Se Adonis è restio all’idea di accettare il cognome Creed, allo stesso modo Rocky rifiuta di sottoporsi a chemioterapia. In tal senso, i due personaggi formeranno un legame simbiotico traendo forza l’uno dall’altro. Un rapporto nel quale s’inserisce la deliziosa cantante e attrice Tessa Thompson nel ruolo di Bianca, la ragazza di Adonis che funge da catalizzatore emotivo. Poco più di un cameo per Phylicia Rashad (Claire della mitica sitcom I Robinson) nel ruolo della madre di Adonis i cui momenti sullo schermo restano comunque memorabili.

La regia di Coogler è accattivante e la storia procede in miracoloso equilibrio tra dramma e commedia con alcune battute da antologia e la consueta retorica dello Stallone Italiano. Come in altri episodi della serie, la storia presenta due match fondamentali nell’arco narrativo del protagonista, uno a metà film e uno nel finale. Il primo, contro ‘Lion’ Sporino, è girato tutto in cinque minuti di uno spettacolare piano sequenza, omaggio al Rocky originale del 1976, uno dei primi film in cui venne usata la steadicam. Significativo il momento in cui Adonis si trova in cella, simbolicamente prigioniero dell’ombra di Apollo.

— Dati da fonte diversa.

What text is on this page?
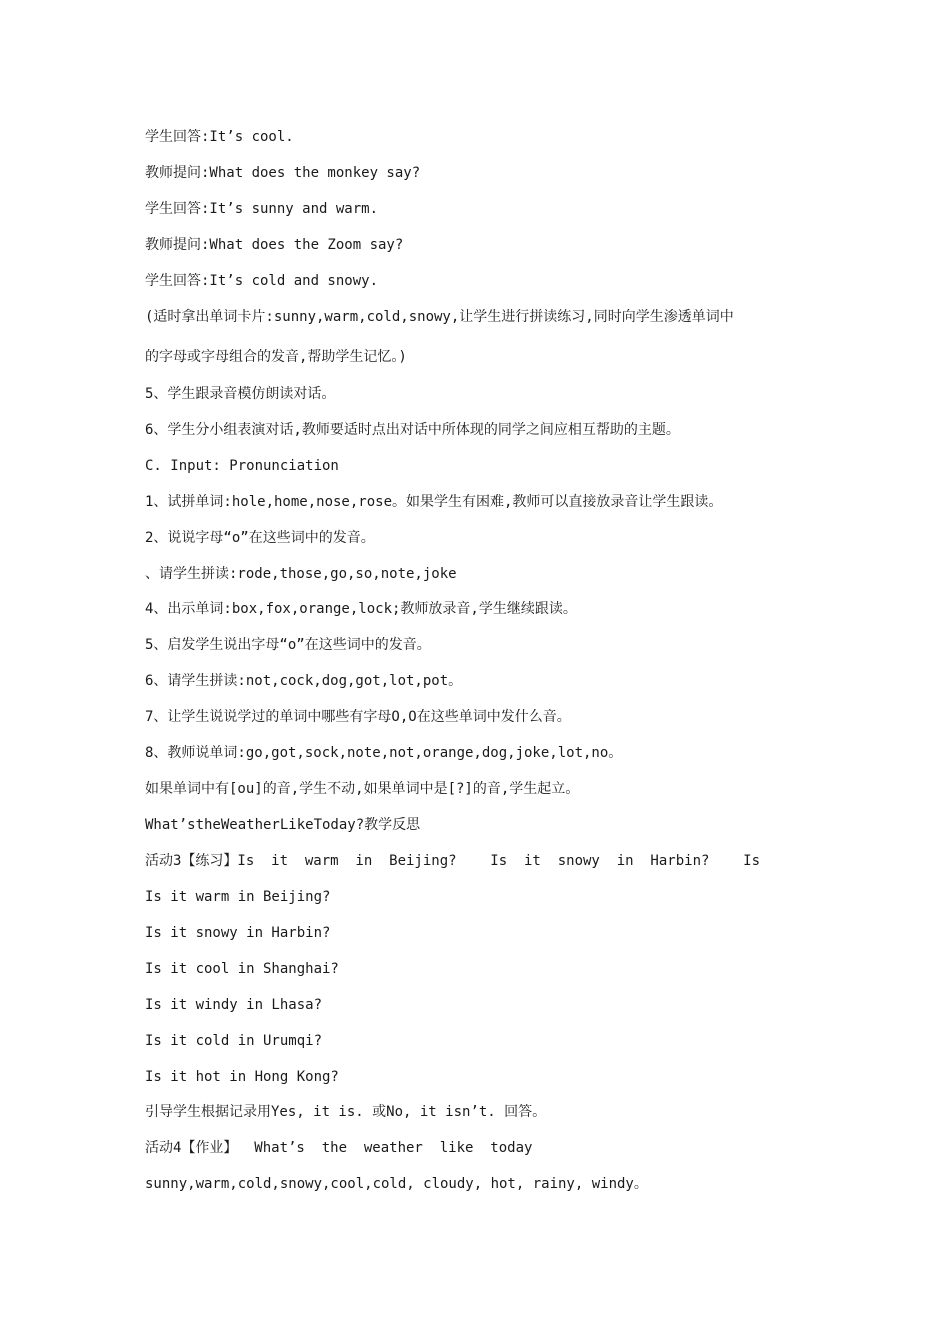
学生回答:It’s cool.
教师提问:What does the monkey say?
学生回答:It’s sunny and warm.
教师提问:What does the Zoom say?
学生回答:It’s cold and snowy.
(适时拿出单词卡片:sunny,warm,cold,snowy,让学生进行拼读练习,同时向学生渗透单词中
的字母或字母组合的发音,帮助学生记忆。)
5、学生跟录音模仿朗读对话。
6、学生分小组表演对话,教师要适时点出对话中所体现的同学之间应相互帮助的主题。
C. Input: Pronunciation
1、试拼单词:hole,home,nose,rose。如果学生有困难,教师可以直接放录音让学生跟读。
2、说说字母“o”在这些词中的发音。
、请学生拼读:rode,those,go,so,note,joke
4、出示单词:box,fox,orange,lock;教师放录音,学生继续跟读。
5、启发学生说出字母“o”在这些词中的发音。
6、请学生拼读:not,cock,dog,got,lot,pot。
7、让学生说说学过的单词中哪些有字母O,O在这些单词中发什么音。
8、教师说单词:go,got,sock,note,not,orange,dog,joke,lot,no。
如果单词中有[ou]的音,学生不动,如果单词中是[?]的音,学生起立。
What’stheWeatherLikeToday?教学反思
活动3【练习】Is  it  warm  in  Beijing?    Is  it  snowy  in  Harbin?    Is
Is it warm in Beijing?
Is it snowy in Harbin?
Is it cool in Shanghai?
Is it windy in Lhasa?
Is it cold in Urumqi?
Is it hot in Hong Kong?
引导学生根据记录用Yes, it is. 或No, it isn’t. 回答。
活动4【作业】  What’s  the  weather  like  today
sunny,warm,cold,snowy,cool,cold, cloudy, hot, rainy, windy。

Il compositore svedese Ludwig Goransson ha creato un nuovo tema orecchiabile per Adonis che accompagna il pubblico per tutto il film. La prima e unica volta che ascoltiamo l’iconico tema di Rocky è il culmine emotivo della storia. Adonis si alza dal suo angolo e va incontro al suo destino. Il passaggio di consegne è avvenuto. La nuova generazione ha il suo Rocky.